Nova edição da coluna Verdadeiro ou Falso explica a relação entre o diabetes e a hepatite C

São Paulo, julho de 2020. As hepatites são infecções no fígado classificadas por letras do alfabeto, indo do A até o E. As formas de transmissão são múltiplas, de acordo com o tipo da doença. Comumente, as infecções estão associadas da água e alimentos contaminados, sangue contaminado, contato sexual sem o uso de preservativo e compartilhamento de objetos perfurantes, como seringas, agulhas e instrumentos de manicure e tatuagens. Dentre elas, a hepatite C acomete entre 1 e 2% da população, somente no Brasil. É considerada uma das maiores epidemias da atualidade. Mas qual a relação do diabetes com essa doença?
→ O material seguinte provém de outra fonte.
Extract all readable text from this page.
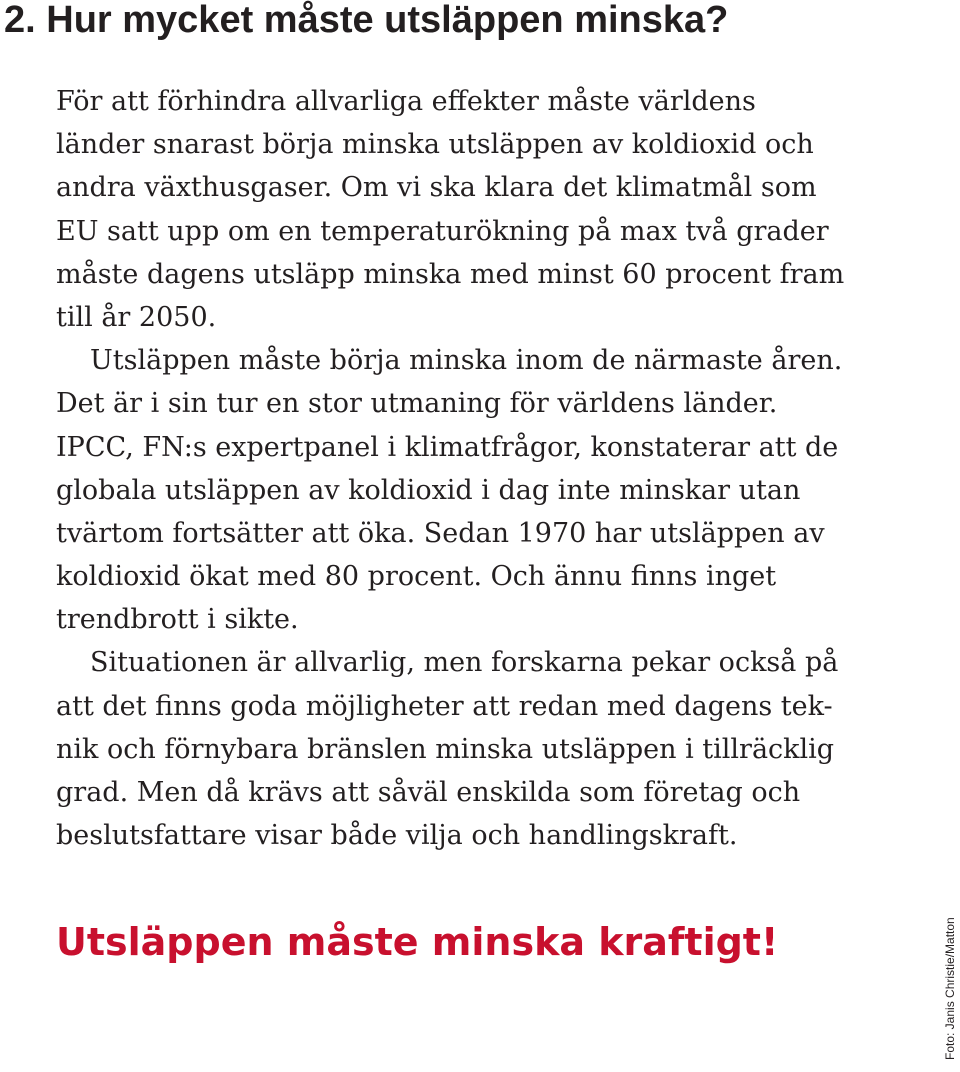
2. Hur mycket måste utsläppen minska?
För att förhindra allvarliga effekter måste världens
länder snarast börja minska utsläppen av koldioxid och
andra växthusgaser. Om vi ska klara det klimatmål som
EU satt upp om en temperaturökning på max två grader
måste dagens utsläpp minska med minst 60 procent fram
till år 2050.
Utsläppen måste börja minska inom de närmaste åren.
Det är i sin tur en stor utmaning för världens länder.
IPCC, FN:s expertpanel i klimatfrågor, konstaterar att de
globala utsläppen av koldioxid i dag inte minskar utan
tvärtom fortsätter att öka. Sedan 1970 har utsläppen av
koldioxid ökat med 80 procent. Och ännu finns inget
trendbrott i sikte.
Situationen är allvarlig, men forskarna pekar också på
att det finns goda möjligheter att redan med dagens tek-
nik och förnybara bränslen minska utsläppen i tillräcklig
grad. Men då krävs att såväl enskilda som företag och
beslutsfattare visar både vilja och handlingskraft.
Utsläppen måste minska kraftigt!	Foto: Janis Christie/Matton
Pessoas com Hepatite C (sobretudo, aquelas com idade superior a 40 anos) apresentam risco quatro vezes maior de desenvolver diabetes. Por outro lado, pessoas com DM apresentam até sete vezes mais chances de desenvolver a doença hepática, visto que estão mais expostas ao uso de seringas e outros itens que podem ampliar o risco de infecção. Segundo o Dr. Domingos Malerbi, presidente da Sociedade Brasileira de Diabetes, a resistência à insulina causa processos inflamatórios e esteatose (gordura no fígado) que favorecem a entrada do vírus no organismo. Por esta razão, a realização de testes periódicos de curva glicêmica e hemoglobina glicada torna-se fundamental na atenção a essas doenças.

Em 90% dos casos, a hepatite é assintomática. Contudo, em algumas situações, a enfermidade pode ocorrer de forma aguda (estágio que antecede a forma crônica) e manifestar sintomas, como mal-estar; vômitos; náuseas; pele amarelada (icterícia); dores musculares e outros. Quando não tratada, a doença pode desencadear quadros de cirrose, câncer no fígado e insuficiência hepática.

Como não existe vacina contra a Hepatite C, a prevenção se dá por meio de cuidados como não compartilhar objetos perfurantes não esterilizados (como alicates de unha e agulhas para tatuagem) ou preferir os descartáveis; manter relações sexuais somente com preservativo; evitar consumo excessivo de bebidas alcoólicas; não utilizar drogas injetáveis.